In certain embodiments, the biologically active agent is released from the hydrogel in a sustained and controlled manner. The term “sustained release” refers to slow releasing of a specific substance at a programmed rate to deliver the drug for a prolonged period of time. In certain embodiments, the biologically active agent is released for 1-2 days in an in vitro measurement. In certain embodiments, the free drug is released within the first hour after administration with the remaining biologically active agent being release over at least 2 days. In certain embodiments, the release of the remaining biologically active agent occurs over 1-15 days or 1-2 days. In certain embodiments, the hydrogel releases the biologically active agent over at least 1 day, at least 2 days, at least 3 days, at least 4 days, at least 5 days, at least 6 days, at least 7 days, at least 8 days, at least 9 days, at least 10 days, at least 11 days, at least 12 days, at least 13 days, at least 14 days, or at least 15 days.
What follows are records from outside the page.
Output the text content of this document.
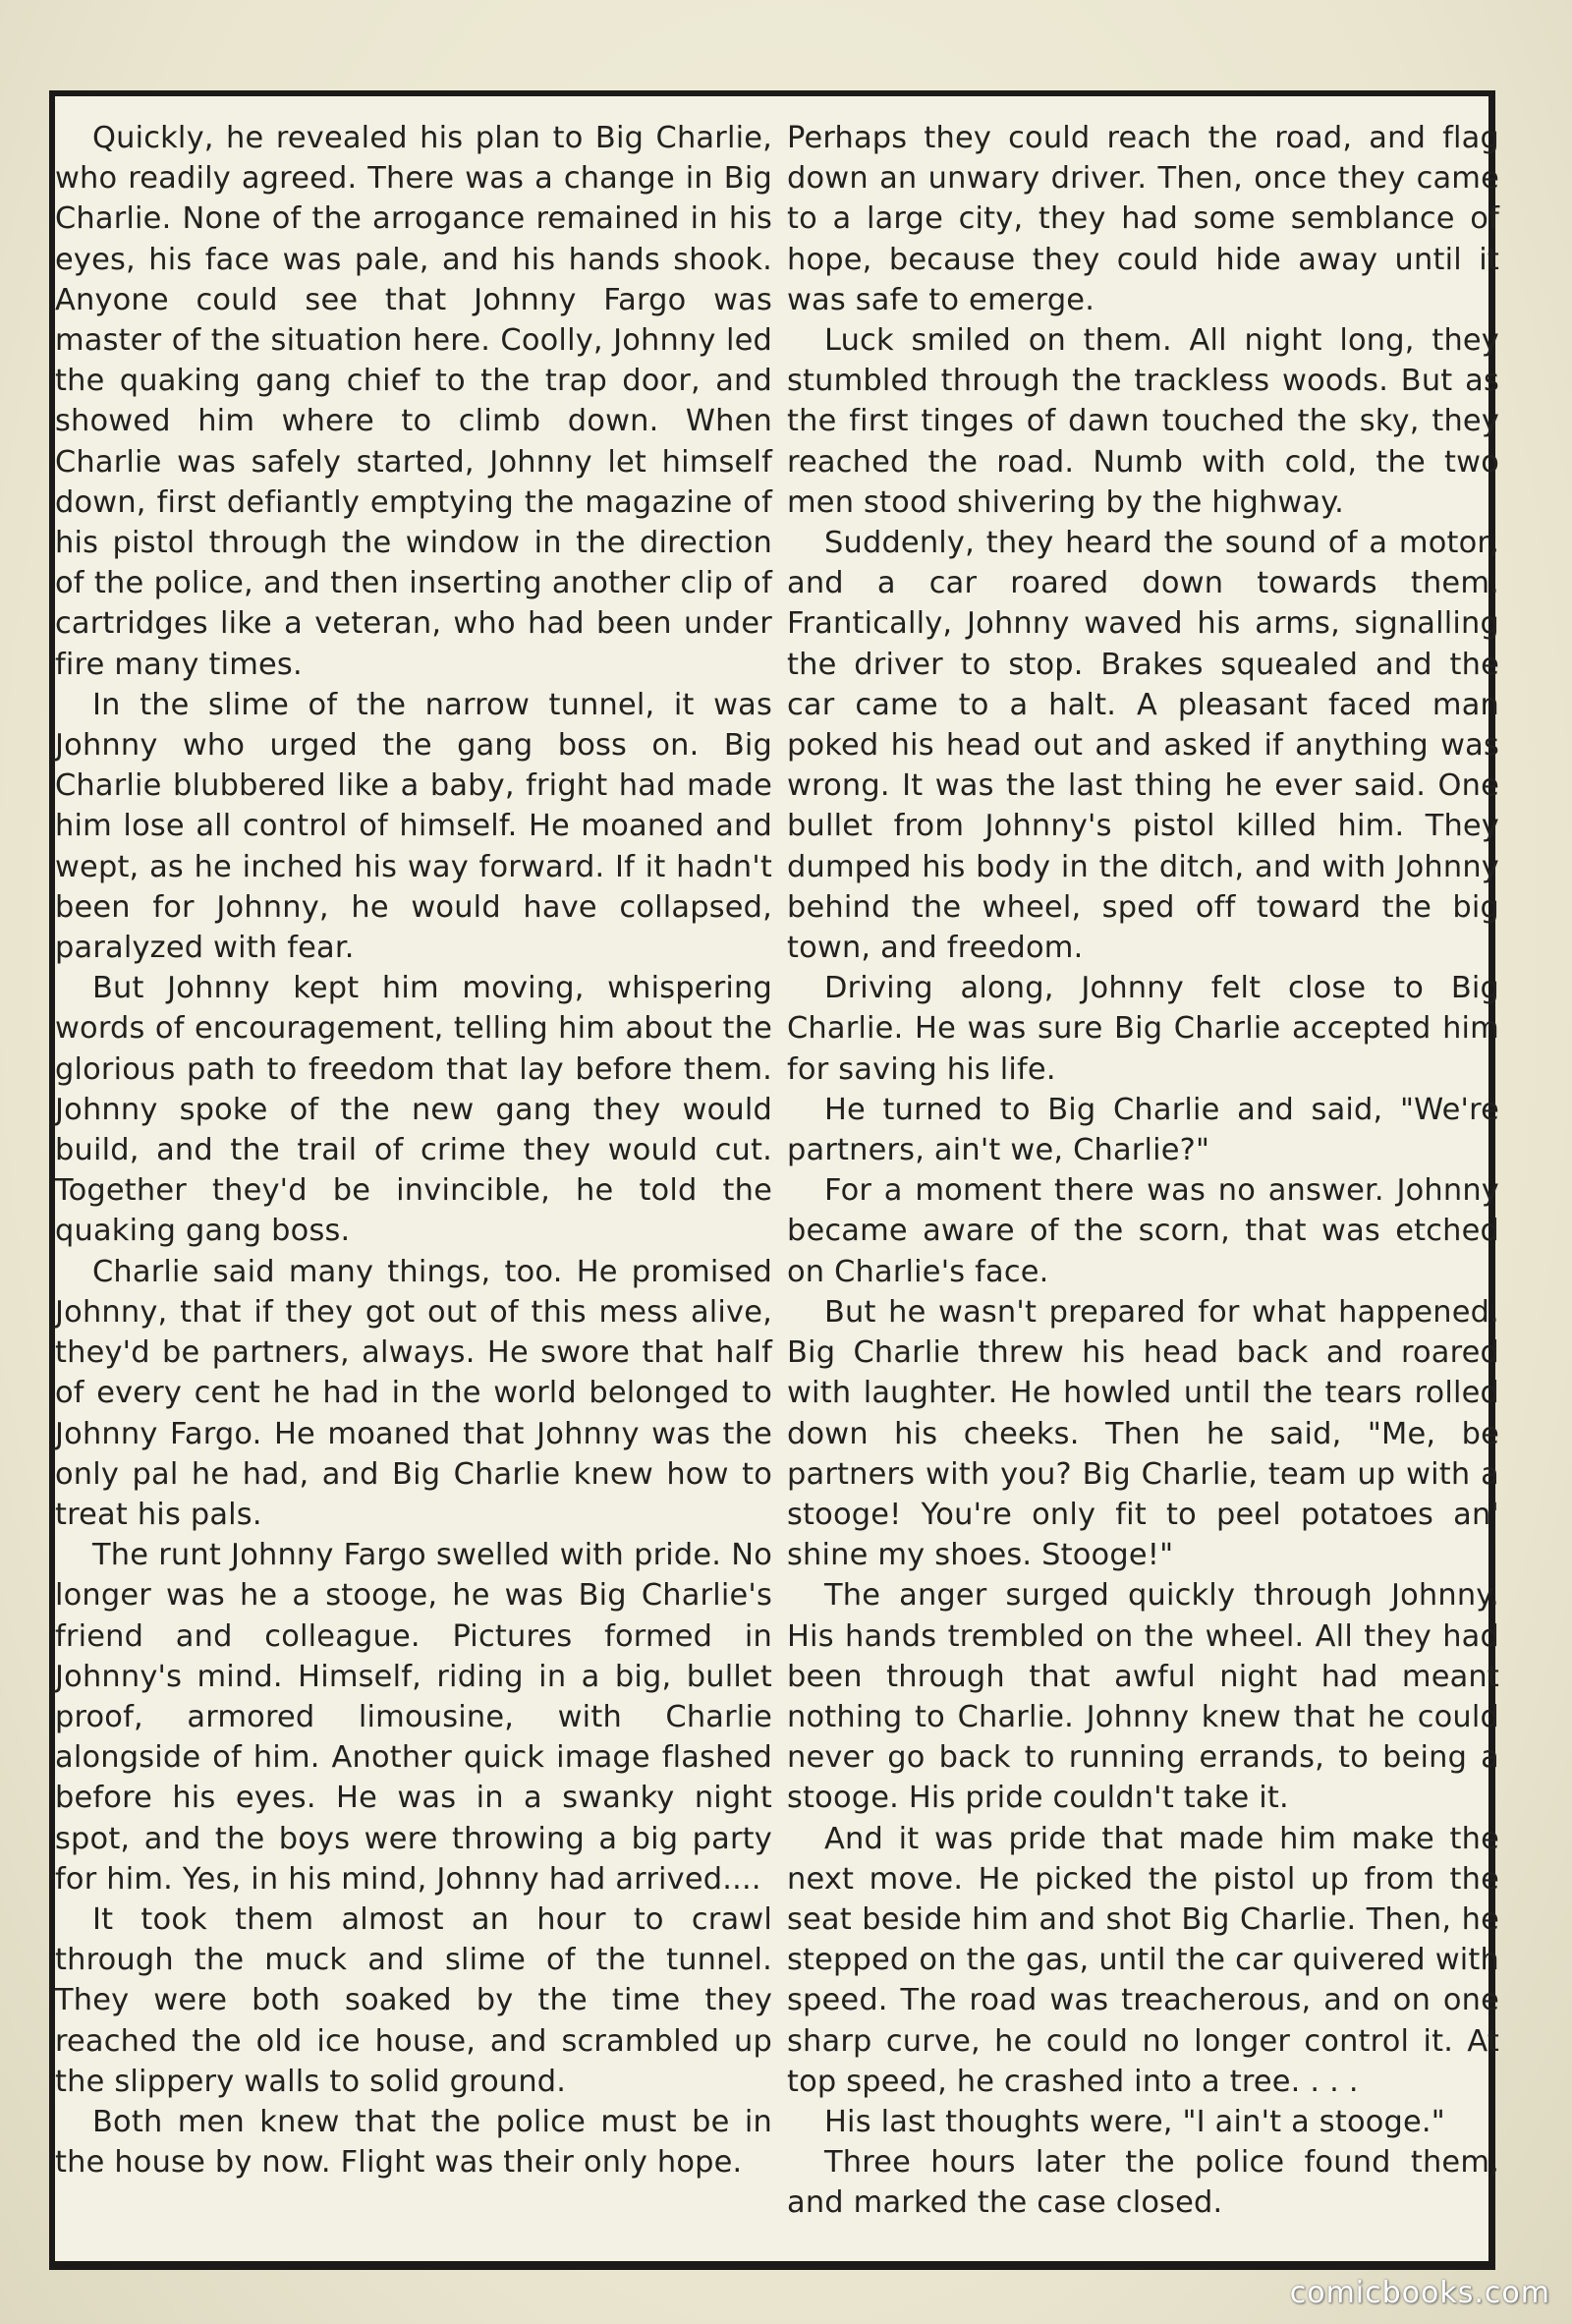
Quickly, he revealed his plan to Big Charlie, who readily agreed. There was a change in Big Charlie. None of the arrogance remained in his eyes, his face was pale, and his hands shook. Anyone could see that Johnny Fargo was master of the situation here. Coolly, Johnny led the quaking gang chief to the trap door, and showed him where to climb down. When Charlie was safely started, Johnny let himself down, first defiantly emptying the magazine of his pistol through the window in the direction of the police, and then inserting another clip of cartridges like a veteran, who had been under fire many times.

In the slime of the narrow tunnel, it was Johnny who urged the gang boss on. Big Charlie blubbered like a baby, fright had made him lose all control of himself. He moaned and wept, as he inched his way forward. If it hadn't been for Johnny, he would have collapsed, paralyzed with fear.

But Johnny kept him moving, whispering words of encouragement, telling him about the glorious path to freedom that lay before them. Johnny spoke of the new gang they would build, and the trail of crime they would cut. Together they'd be invincible, he told the quaking gang boss.

Charlie said many things, too. He promised Johnny, that if they got out of this mess alive, they'd be partners, always. He swore that half of every cent he had in the world belonged to Johnny Fargo. He moaned that Johnny was the only pal he had, and Big Charlie knew how to treat his pals.

The runt Johnny Fargo swelled with pride. No longer was he a stooge, he was Big Charlie's friend and colleague. Pictures formed in Johnny's mind. Himself, riding in a big, bullet proof, armored limousine, with Charlie alongside of him. Another quick image flashed before his eyes. He was in a swanky night spot, and the boys were throwing a big party for him. Yes, in his mind, Johnny had arrived....

It took them almost an hour to crawl through the muck and slime of the tunnel. They were both soaked by the time they reached the old ice house, and scrambled up the slippery walls to solid ground.

Both men knew that the police must be in the house by now. Flight was their only hope.

Perhaps they could reach the road, and flag down an unwary driver. Then, once they came to a large city, they had some semblance of hope, because they could hide away until it was safe to emerge.

Luck smiled on them. All night long, they stumbled through the trackless woods. But as the first tinges of dawn touched the sky, they reached the road. Numb with cold, the two men stood shivering by the highway.

Suddenly, they heard the sound of a motor, and a car roared down towards them. Frantically, Johnny waved his arms, signalling the driver to stop. Brakes squealed and the car came to a halt. A pleasant faced man poked his head out and asked if anything was wrong. It was the last thing he ever said. One bullet from Johnny's pistol killed him. They dumped his body in the ditch, and with Johnny behind the wheel, sped off toward the big town, and freedom.

Driving along, Johnny felt close to Big Charlie. He was sure Big Charlie accepted him for saving his life.

He turned to Big Charlie and said, "We're partners, ain't we, Charlie?"

For a moment there was no answer. Johnny became aware of the scorn, that was etched on Charlie's face.

But he wasn't prepared for what happened. Big Charlie threw his head back and roared with laughter. He howled until the tears rolled down his cheeks. Then he said, "Me, be partners with you? Big Charlie, team up with a stooge! You're only fit to peel potatoes an' shine my shoes. Stooge!"

The anger surged quickly through Johnny. His hands trembled on the wheel. All they had been through that awful night had meant nothing to Charlie. Johnny knew that he could never go back to running errands, to being a stooge. His pride couldn't take it.

And it was pride that made him make the next move. He picked the pistol up from the seat beside him and shot Big Charlie. Then, he stepped on the gas, until the car quivered with speed. The road was treacherous, and on one sharp curve, he could no longer control it. At top speed, he crashed into a tree. . . .

His last thoughts were, "I ain't a stooge."

Three hours later the police found them, and marked the case closed.

comicbooks.com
In certain embodiments, the hydrogel, described herein, is administered with one or more additional therapeutics. In certain embodiments, the therapeutic is an antibiotic, a pain reliever, an anti-inflammatory agent, or a steroid.
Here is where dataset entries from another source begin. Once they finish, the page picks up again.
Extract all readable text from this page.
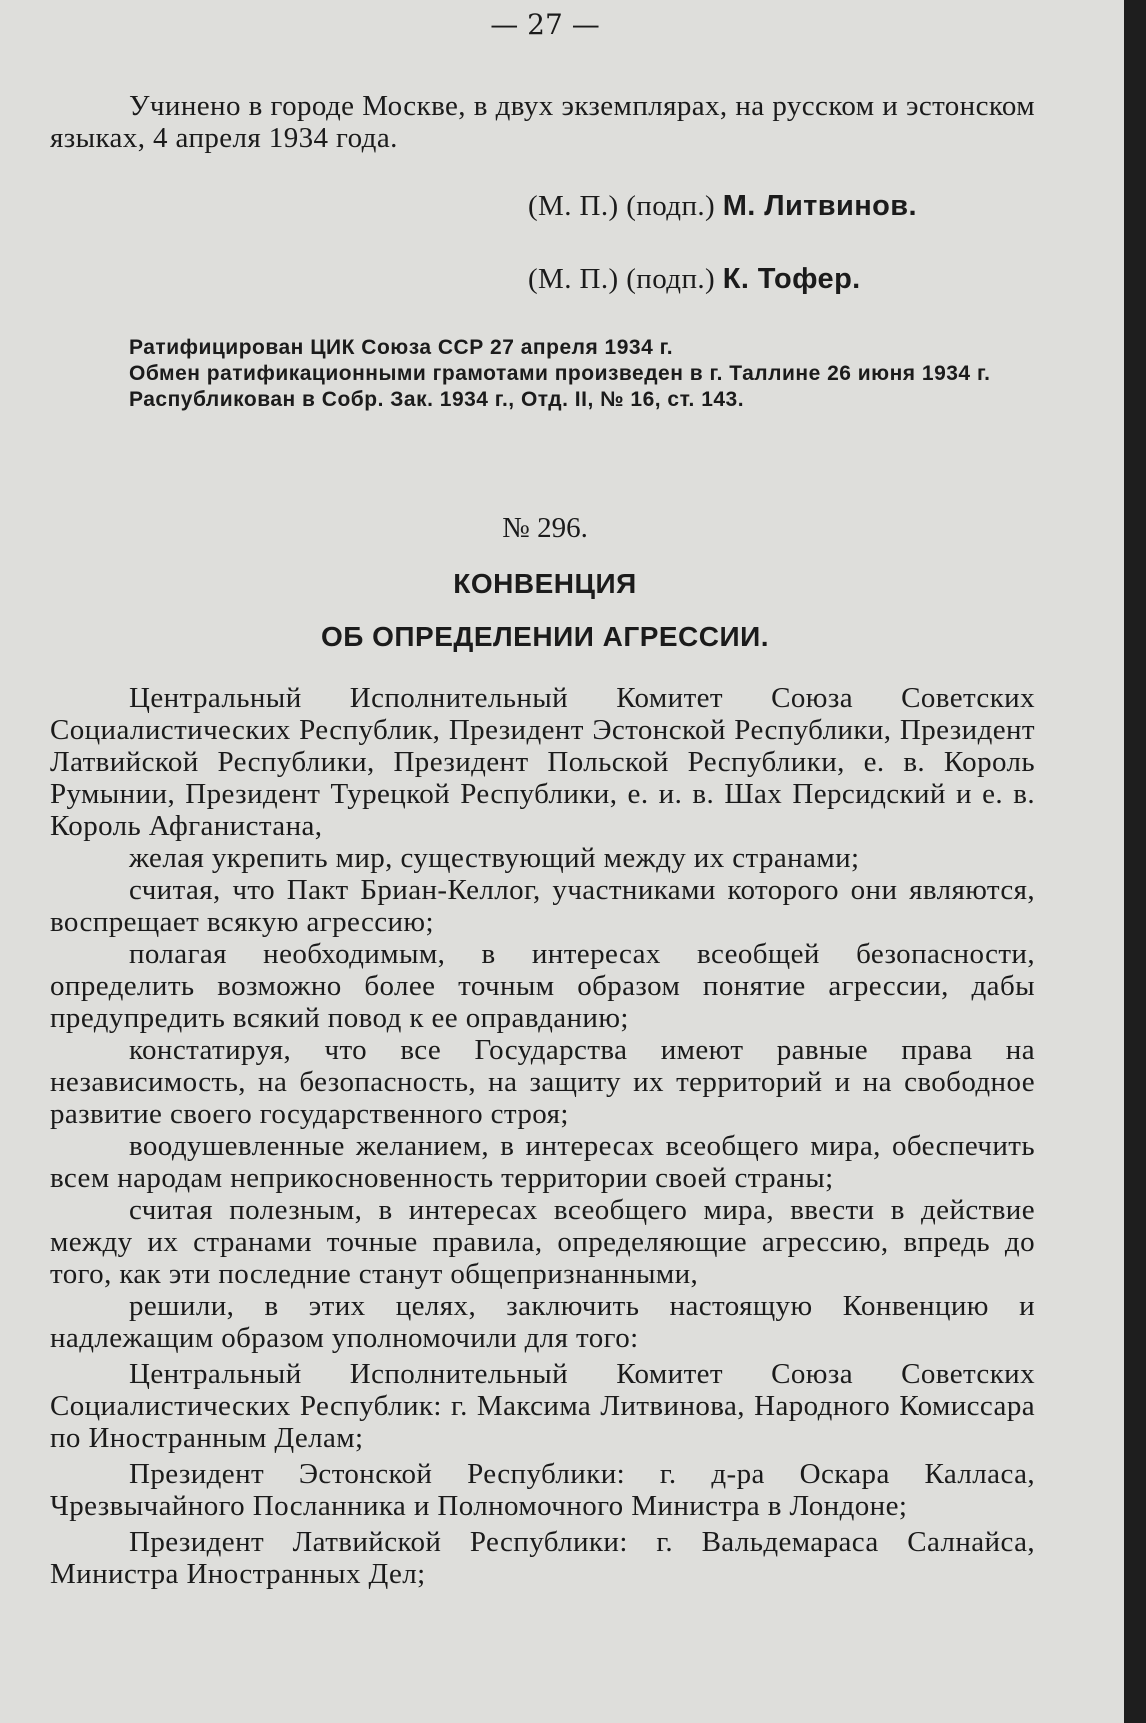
— 27 —

Учинено в городе Москве, в двух экземплярах, на русском и эстонском языках, 4 апреля 1934 года.

(М. П.) (подп.) М. Литвинов.
(М. П.) (подп.) К. Тофер.

Ратифицирован ЦИК Союза ССР 27 апреля 1934 г.

Обмен ратификационными грамотами произведен в г. Таллине 26 июня 1934 г.

Распубликован в Собр. Зак. 1934 г., Отд. II, № 16, ст. 143.

№ 296.
КОНВЕНЦИЯ
ОБ ОПРЕДЕЛЕНИИ АГРЕССИИ.

Центральный Исполнительный Комитет Союза Советских Социалистических Республик, Президент Эстонской Республики, Президент Латвийской Республики, Президент Польской Республики, е. в. Король Румынии, Президент Турецкой Республики, е. и. в. Шах Персидский и е. в. Король Афганистана,

желая укрепить мир, существующий между их странами;

считая, что Пакт Бриан-Келлог, участниками которого они являются, воспрещает всякую агрессию;

полагая необходимым, в интересах всеобщей безопасности, определить возможно более точным образом понятие агрессии, дабы предупредить всякий повод к ее оправданию;

констатируя, что все Государства имеют равные права на независимость, на безопасность, на защиту их территорий и на свободное развитие своего государственного строя;

воодушевленные желанием, в интересах всеобщего мира, обеспечить всем народам неприкосновенность территории своей страны;

считая полезным, в интересах всеобщего мира, ввести в действие между их странами точные правила, определяющие агрессию, впредь до того, как эти последние станут общепризнанными,

решили, в этих целях, заключить настоящую Конвенцию и надлежащим образом уполномочили для того:

Центральный Исполнительный Комитет Союза Советских Социалистических Республик: г. Максима Литвинова, Народного Комиссара по Иностранным Делам;

Президент Эстонской Республики: г. д-ра Оскара Калласа, Чрезвычайного Посланника и Полномочного Министра в Лондоне;

Президент Латвийской Республики: г. Вальдемараса Салнайса, Министра Иностранных Дел;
The term “antibiotic” can refer to a substance that controls the growth of bacteria, fungi, or similar microorganisms, wherein the substance can be a natural substance produced by bacteria or fungi, or a chemically/biochemically synthesized substance (which may be an analog of a natural substance), or a chemically modified form of a natural substance. In general, any antibiotic can be used with the disclosed composition or methods. Examples of antibiotics that can be used include but are not limited to aminoglycosides (such as amikacin, gentamicin, kanamycin, neomycin, netilmicin, streptomycin, tobramycin, and paromomycin); ansamycins (such as geldanamycin, and herbimycin); carbacephems (such as loracarbef, ertapenem, doripenem, imipenem/cilastatin, and meropenem); cephalosporins (such as cefadroxil, cefazobn, cefalotin, cefalexin, cefaclor, cefamandole, cefoxitin, cefprozil, cefuroxime, cefixime, cefdinir, cefditoren, cefoperazone, cefotaxime, cefpodoxime, ceftazidime, ceftibuten, ceftizoxime, ceftriaxone, cefepime, and ceftobiprole); glycopeptides (such as teicoplanin and vancomycin); macrolides (such as azithromycin, clarithromycin, dirithromycin, erythromycin, roxithromycin, troleandomycin, telithromycin, and spectinomycin); monobactams (such as aztreonam); penicillins (such as amoxicillin, ampicillin, azlocillin, carbenicillin, cloxacillin, dicloxacillin, flucloxacillin, mezlocillin, meticillin, amoxycillin, clavamox, clavulanic acid, nafcillin, oxacillin, penicillin, piperacillin, and ticarcillin); peptides (such as bacitracin, colistin, and polymyxin b); quinolones (such as ciprofloxacin, enoxacin, gatifloxacin, levofloxacin, lomefloxacin, moxifloxacin, norfloxacin, ofloxacin, trovafloxacin, grepafloxacin, and sparfloxacin); sulfonamides (such as mafenide, prontosil (archaic), sulfacetamide, sulfamethizole, sulfanilimide (archaic), sulfasalazine, sulftsoxazole, trimethoprim, and trimethoprim-sulfamethoxazole); tetracyclines (such as demeclocycline, doxycycline, minocycline, oxy tetracycline, and tetracycline); and others (such as arsphenamine, chloramphenicol, clindamycin, lincomycin, ethambutol, fosfomycin, fusidic acid, furazolidone, isoniazid, linezolid, metronidazole, mupirocin, nitrofurantoin, platensimycin, pyrazinamide, quinupristin/dalfopristin, rifampicin, thiamphenicol, and tinidazole) or combinations thereof.

The term “pain reliever” or “pain relieving agent” can refer to one having an action of relieving pain. Non-limiting examples of pain relievers, can include acetaminophen, ibuprofen, ketoprofen, diclofenac, naproxen, aspirin, and combinations thereof, as well as prescription analgesics, non-limiting examples of which include propyxhene HCl, codeine, mepridine, and combinations thereof.